É uma questão política para o Brasil como um todo. Do ponto de vista dos direitos humanos, a nossa preocupação é a de que todos os brasileiros tenham direito a um processo justo. E que tenham acesso ao devido processo legal. 

O assassínio da vereadora do Rio de Janeiro Marielle Franco é apenas mais um caso de criminalidade ou há algo mais neste crime?

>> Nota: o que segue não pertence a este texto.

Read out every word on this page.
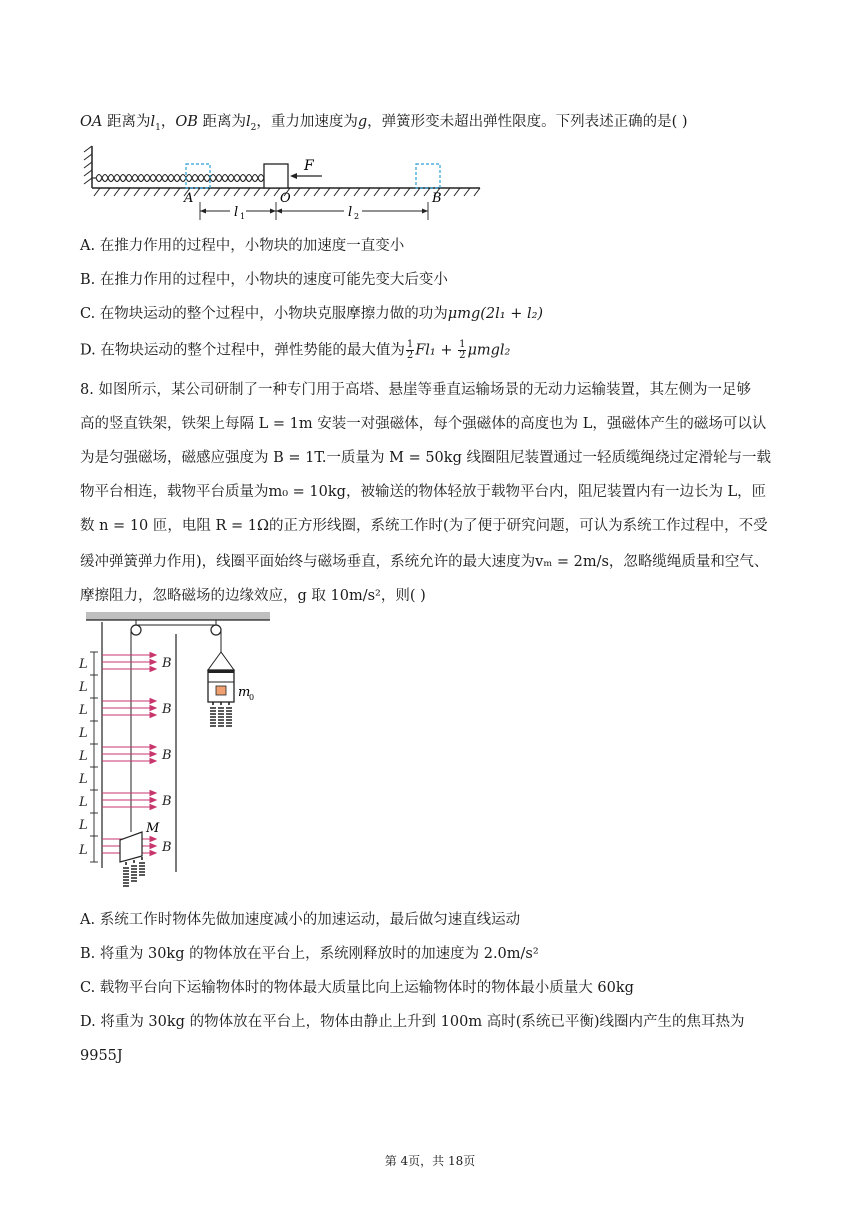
OA 距离为$l_1$，OB 距离为$l_2$，重力加速度为g，弹簧形变未超出弹性限度。下列表述正确的是( )
F
A	O	B
l 1	l 2
A. 在推力作用的过程中，小物块的加速度一直变小
B. 在推力作用的过程中，小物块的速度可能先变大后变小
C. 在物块运动的整个过程中，小物块克服摩擦力做的功为μmg(2l₁ + l₂)
D. 在物块运动的整个过程中，弹性势能的最大值为 $\frac{1}{2} Fl_1 + \frac{1}{2} \mu mgl_2$
8. 如图所示，某公司研制了一种专门用于高塔、悬崖等垂直运输场景的无动力运输装置，其左侧为一足够
高的竖直铁架，铁架上每隔 L = 1m 安装一对强磁体，每个强磁体的高度也为 L，强磁体产生的磁场可以认
为是匀强磁场，磁感应强度为 B = 1T.一质量为 M = 50kg 线圈阻尼装置通过一轻质缆绳绕过定滑轮与一载
物平台相连，载物平台质量为m₀ = 10kg，被输送的物体轻放于载物平台内，阻尼装置内有一边长为 L，匝
数 n = 10 匝，电阻 R = 1Ω的正方形线圈，系统工作时(为了便于研究问题，可认为系统工作过程中，不受
缓冲弹簧弹力作用)，线圈平面始终与磁场垂直，系统允许的最大速度为vₘ = 2m/s，忽略缆绳质量和空气、
摩擦阻力，忽略磁场的边缘效应，g 取 10m/s²，则( )
L
L
L
L
L
L
L
L
L
B
B
B
B
B
M
m
0
A. 系统工作时物体先做加速度减小的加速运动，最后做匀速直线运动
B. 将重为 30kg 的物体放在平台上，系统刚释放时的加速度为 2.0m/s²
C. 载物平台向下运输物体时的物体最大质量比向上运输物体时的物体最小质量大 60kg
D. 将重为 30kg 的物体放在平台上，物体由静止上升到 100m 高时(系统已平衡)线圈内产生的焦耳热为
9955J
第 4页，共 18页
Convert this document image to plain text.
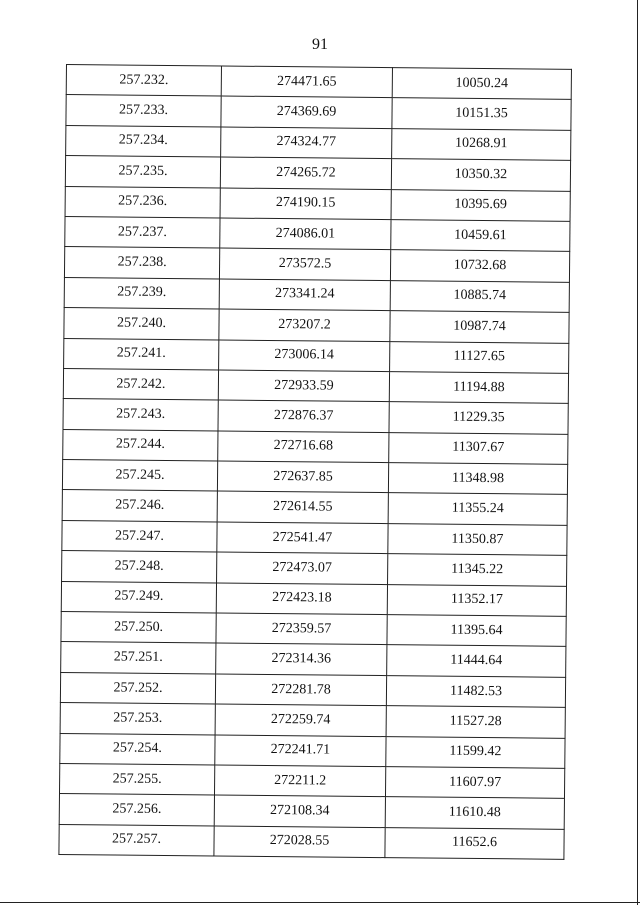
91
257.232.	274471.65	10050.24
257.233.	274369.69	10151.35
257.234.	274324.77	10268.91
257.235.	274265.72	10350.32
257.236.	274190.15	10395.69
257.237.	274086.01	10459.61
257.238.	273572.5	10732.68
257.239.	273341.24	10885.74
257.240.	273207.2	10987.74
257.241.	273006.14	11127.65
257.242.	272933.59	11194.88
257.243.	272876.37	11229.35
257.244.	272716.68	11307.67
257.245.	272637.85	11348.98
257.246.	272614.55	11355.24
257.247.	272541.47	11350.87
257.248.	272473.07	11345.22
257.249.	272423.18	11352.17
257.250.	272359.57	11395.64
257.251.	272314.36	11444.64
257.252.	272281.78	11482.53
257.253.	272259.74	11527.28
257.254.	272241.71	11599.42
257.255.	272211.2	11607.97
257.256.	272108.34	11610.48
257.257.	272028.55	11652.6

A criminalidade é muito alta. O Brasil assassina por ano 60 mil pessoas. O assassínio de Marielle Franco insere-se nesse conjunto. No entanto, há uma diferença importante que coloca este crime noutro patamar: era uma mulher negra, lésbica, de favela, que defendia os direitos humanos. O assassínio dela aproxima-se do facto de o Brasil expor muito ao risco os que defendem os direitos humanos. Tanto na cidade como no campo. A execução de Marielle Franco é também um atentado directo à democracia. Há um outro detalhe: foi assassinada perto de fazer um mês da intervenção federal na segurança pública no Rio. Também tem outra dimensão bastante grave. Prometia ter um futuro muito importante na história do Rio de Janeiro, o que torna o assassínio um capítulo à parte na história da violência no Brasil. 

Está confiante numa conclusão da investigação?

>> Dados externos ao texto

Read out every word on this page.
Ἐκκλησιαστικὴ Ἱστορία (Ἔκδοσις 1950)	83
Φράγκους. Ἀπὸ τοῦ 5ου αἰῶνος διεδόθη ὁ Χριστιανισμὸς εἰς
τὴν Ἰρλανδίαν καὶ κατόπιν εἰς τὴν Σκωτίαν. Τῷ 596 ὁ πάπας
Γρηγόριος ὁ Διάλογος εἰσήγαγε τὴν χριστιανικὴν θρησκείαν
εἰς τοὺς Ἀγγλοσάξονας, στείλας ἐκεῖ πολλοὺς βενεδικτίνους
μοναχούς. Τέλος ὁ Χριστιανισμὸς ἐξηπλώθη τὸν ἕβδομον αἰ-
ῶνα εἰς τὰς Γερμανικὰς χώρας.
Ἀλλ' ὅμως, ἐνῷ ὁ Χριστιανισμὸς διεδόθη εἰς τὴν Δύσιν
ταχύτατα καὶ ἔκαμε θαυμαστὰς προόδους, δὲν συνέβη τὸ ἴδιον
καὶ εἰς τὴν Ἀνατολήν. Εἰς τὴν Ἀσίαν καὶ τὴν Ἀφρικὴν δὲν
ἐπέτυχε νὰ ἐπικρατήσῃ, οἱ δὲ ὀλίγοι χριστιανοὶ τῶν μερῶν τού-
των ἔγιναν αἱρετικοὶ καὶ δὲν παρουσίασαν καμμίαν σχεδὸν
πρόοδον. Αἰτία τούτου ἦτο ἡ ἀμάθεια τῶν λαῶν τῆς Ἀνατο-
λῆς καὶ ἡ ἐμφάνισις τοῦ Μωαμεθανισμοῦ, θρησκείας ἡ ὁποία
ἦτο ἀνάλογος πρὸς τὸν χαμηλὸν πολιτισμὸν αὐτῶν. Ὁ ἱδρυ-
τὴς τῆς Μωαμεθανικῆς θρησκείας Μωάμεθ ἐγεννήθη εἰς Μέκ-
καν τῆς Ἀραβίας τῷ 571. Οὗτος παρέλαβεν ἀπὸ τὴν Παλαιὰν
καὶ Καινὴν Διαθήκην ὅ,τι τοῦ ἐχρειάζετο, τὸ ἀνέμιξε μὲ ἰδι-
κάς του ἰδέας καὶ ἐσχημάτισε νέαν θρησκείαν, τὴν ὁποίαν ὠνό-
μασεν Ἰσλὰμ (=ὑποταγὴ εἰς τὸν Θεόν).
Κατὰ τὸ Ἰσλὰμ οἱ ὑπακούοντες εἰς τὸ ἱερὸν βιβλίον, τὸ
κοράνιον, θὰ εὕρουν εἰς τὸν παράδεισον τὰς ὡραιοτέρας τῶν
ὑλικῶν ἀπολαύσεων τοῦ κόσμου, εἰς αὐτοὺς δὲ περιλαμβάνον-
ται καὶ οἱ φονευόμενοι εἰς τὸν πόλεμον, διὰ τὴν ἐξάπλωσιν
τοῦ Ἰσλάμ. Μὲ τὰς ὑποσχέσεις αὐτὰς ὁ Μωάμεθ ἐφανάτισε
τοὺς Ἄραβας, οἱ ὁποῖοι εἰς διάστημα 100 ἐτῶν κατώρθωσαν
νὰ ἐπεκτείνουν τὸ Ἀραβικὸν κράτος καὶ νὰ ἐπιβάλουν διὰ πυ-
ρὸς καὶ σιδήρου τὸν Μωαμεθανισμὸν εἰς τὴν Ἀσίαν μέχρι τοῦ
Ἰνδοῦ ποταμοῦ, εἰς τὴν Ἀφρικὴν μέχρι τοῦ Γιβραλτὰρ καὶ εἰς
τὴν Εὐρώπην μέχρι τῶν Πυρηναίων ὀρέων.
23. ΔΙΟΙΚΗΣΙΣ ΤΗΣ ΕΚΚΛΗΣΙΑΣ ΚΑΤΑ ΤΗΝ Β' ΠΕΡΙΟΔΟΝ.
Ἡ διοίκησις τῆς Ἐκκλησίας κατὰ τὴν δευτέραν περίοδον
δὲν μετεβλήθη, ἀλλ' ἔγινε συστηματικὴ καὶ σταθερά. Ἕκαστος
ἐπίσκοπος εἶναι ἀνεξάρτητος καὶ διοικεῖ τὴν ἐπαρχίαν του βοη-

As autoridades brasileiras têm obrigação de apresentar uma resposta. Precisam de dizer quem matou, quem mandou matar e porquê. E esperamos que a partir daí, todo o sistema ofereça um processo justo e com os resultados que estejam à altura do grave crime que aconteceu. 

Perante esta convulsão social e política, prevê que surjam obstáculos no trabalho da Aministia  no Brasil?

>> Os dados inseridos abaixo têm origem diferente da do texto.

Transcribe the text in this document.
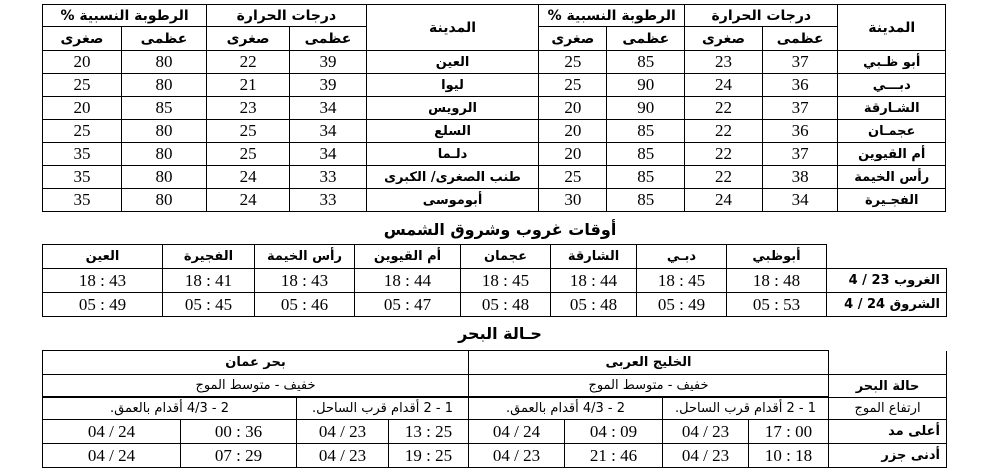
المدينة	درجات الحرارة		الرطوبة النسبية %		المدينة	درجات الحرارة		الرطوبة النسبية %	
	عظمى	صغرى	عظمى	صغرى		عظمى	صغرى	عظمى	صغرى
أبو ظـبي	37	23	85	25	العين	39	22	80	20
دبـــي	36	24	90	25	ليوا	39	21	80	25
الشـارقة	37	22	90	20	الرويس	34	23	85	20
عجمـان	36	22	85	20	السلع	34	25	80	25
أم القيوين	37	22	85	20	دلـما	34	25	80	35
رأس الخيمة	38	22	85	25	طنب الصغرى/ الكبرى	33	24	80	35
الفجـيرة	34	24	85	30	أبوموسى	33	24	80	35
أوقات غروب وشروق الشمس
	أبوظبي	دبـي	الشارقة	عجمان	أم القيوين	رأس الخيمة	الفجيرة	العين
الغروب 23 / 4	18 : 48	18 : 45	18 : 44	18 : 45	18 : 44	18 : 43	18 : 41	18 : 43
الشروق 24 / 4	05 : 53	05 : 49	05 : 48	05 : 48	05 : 47	05 : 46	05 : 45	05 : 49
حـالة البحر
	الخليج العربى				بحر عمان			
حالة البحر	خفيف - متوسط الموج				خفيف - متوسط الموج			

ارتفاع الموج	1 - 2 أقدام قرب الساحل.		2 - 4/3 أقدام بالعمق.		1 - 2 أقدام قرب الساحل.		2 - 4/3 أقدام بالعمق.	
أعلى مد	17 : 00	04 / 23	04 : 09	04 / 24	13 : 25	04 / 23	00 : 36	04 / 24
أدنى جزر	10 : 18	04 / 23	21 : 46	04 / 23	19 : 25	04 / 23	07 : 29	04 / 24
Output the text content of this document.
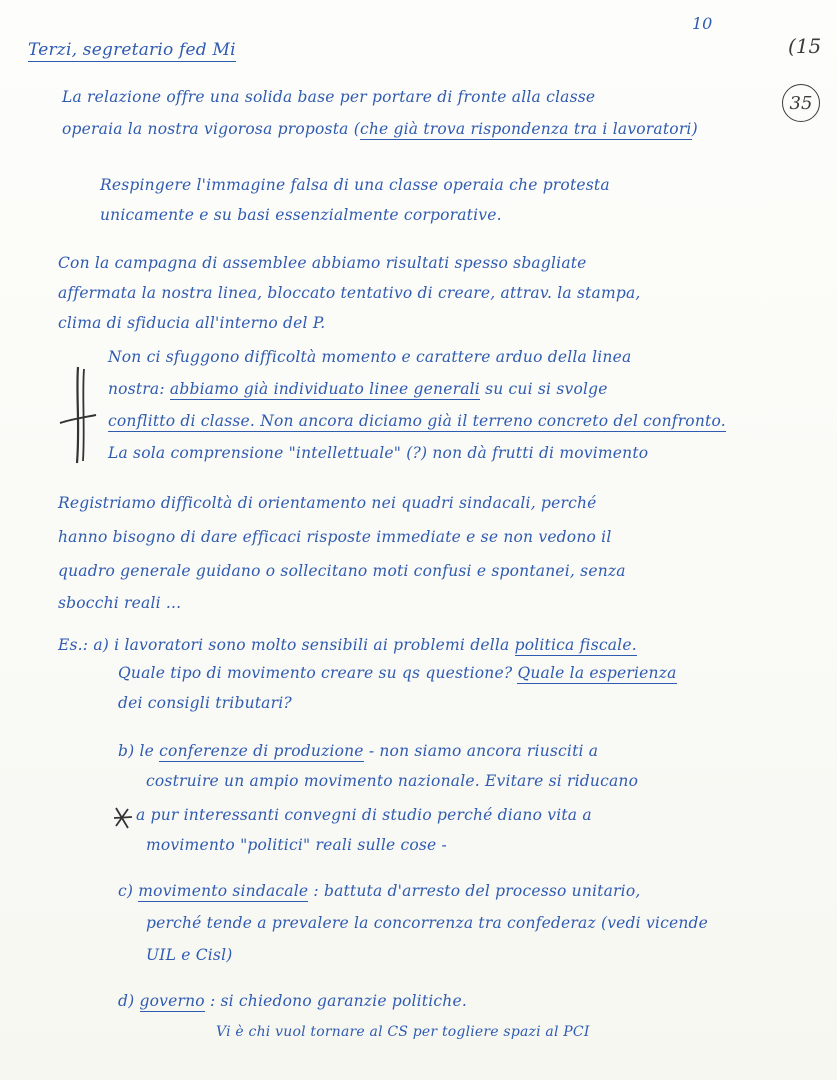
10
(15
35
Terzi, segretario fed Mi
La relazione offre una solida base per portare di fronte alla classe
operaia la nostra vigorosa proposta (che già trova rispondenza tra i lavoratori)
Respingere l'immagine falsa di una classe operaia che protesta
unicamente e su basi essenzialmente corporative.
Con la campagna di assemblee abbiamo risultati spesso sbagliate
affermata la nostra linea, bloccato tentativo di creare, attrav. la stampa,
clima di sfiducia all'interno del P.
Non ci sfuggono difficoltà momento e carattere arduo della linea
nostra: abbiamo già individuato linee generali su cui si svolge
conflitto di classe. Non ancora diciamo già il terreno concreto del confronto.
La sola comprensione "intellettuale" (?) non dà frutti di movimento
Registriamo difficoltà di orientamento nei quadri sindacali, perché
hanno bisogno di dare efficaci risposte immediate e se non vedono il
quadro generale guidano o sollecitano moti confusi e spontanei, senza
sbocchi reali ...
Es.: a) i lavoratori sono molto sensibili ai problemi della politica fiscale.
Quale tipo di movimento creare su qs questione? Quale la esperienza
dei consigli tributari?
b) le conferenze di produzione - non siamo ancora riusciti a
costruire un ampio movimento nazionale. Evitare si riducano
a pur interessanti convegni di studio perché diano vita a
movimento "politici" reali sulle cose -
c) movimento sindacale : battuta d'arresto del processo unitario,
perché tende a prevalere la concorrenza tra confederaz (vedi vicende
UIL e Cisl)
d) governo : si chiedono garanzie politiche.
Vi è chi vuol tornare al CS per togliere spazi al PCI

O nosso trabalho é mobilizar gente para lutar pelos direitos humanos. Significa que o nosso trabalho vai ser o mesmo. Mas navegar entre desafios é o que fazemos. Temos muito trabalho pela frente? Temos. E enquanto o Brasil não mudar, enquanto não respeitar a sua própria Constituição, enquanto não respeitar os direitos humanos, temos muito trabalho pela frente. A nossa expectativa é que haja menos [trabalho]. Porque a sociedade, a partir do assassínio de Marielle Franco, por exemplo, está extremamente mobilizada por justiça. Está a prestar mais atenção à protecção dos defensores dos direitos humanos. Está a debater a necessidade de proteger as pessoas que lutam. 

A democracia brasileira está em risco?
Uma parlamentar foi assassinada no centro da cidade e estava em pleno exercício do mandato. A democracia foi bastante ferida nesse momento.